Die Sanitätsdirektion wirft in Ziff. 5 ihrer Vernehmlassung verschiedene
materielle Fragen zur Differenzzahlungspflicht der Kantone nach Art. 41 Abs.
3 erster Satz KVG auf. Darauf kann im Rahmen des Prozessthemas (Erw. 2
Ingress und Erw. 7.3) nicht eingetreten werden.

10.
Das Verfahren ist kostenpflichtig (Art. 134 OG e contrario; BGE 123 V 309
Erw. 9). Dem Prozessausgang entsprechend sind die Gerichtskosten der Helsana
aufzuerlegen (Art. 156 Abs. 1 OG in Verbindung mit Art. 135 OG).

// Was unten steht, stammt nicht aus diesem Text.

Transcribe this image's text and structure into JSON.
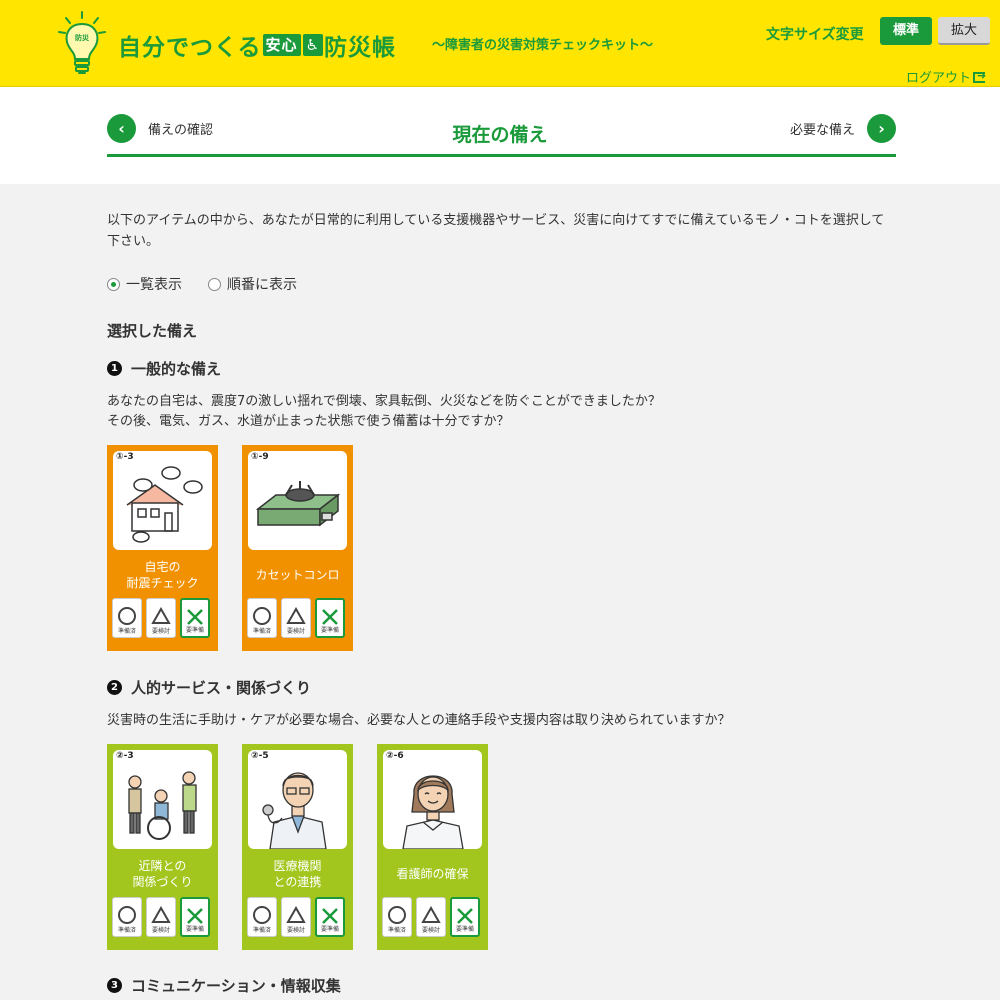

Demnach erkennt das Eidg. Versicherungsgericht:

1.
Die Verwaltungsgerichtsbeschwerde wird abgewiesen, soweit darauf einzutreten
ist.

2.
Die Gerichtskosten von Fr. 2000.- werden der Beschwerdeführerin auferlegt,
unter Anrechnung des von ihr geleisteten Kostenvorschusses von Fr. 1000.-.

3.
Dieses Urteil wird den Parteien, dem Verwaltungsgericht des Kantons Glarus
und dem Bundesamt für Gesundheit (BAG) zugestellt.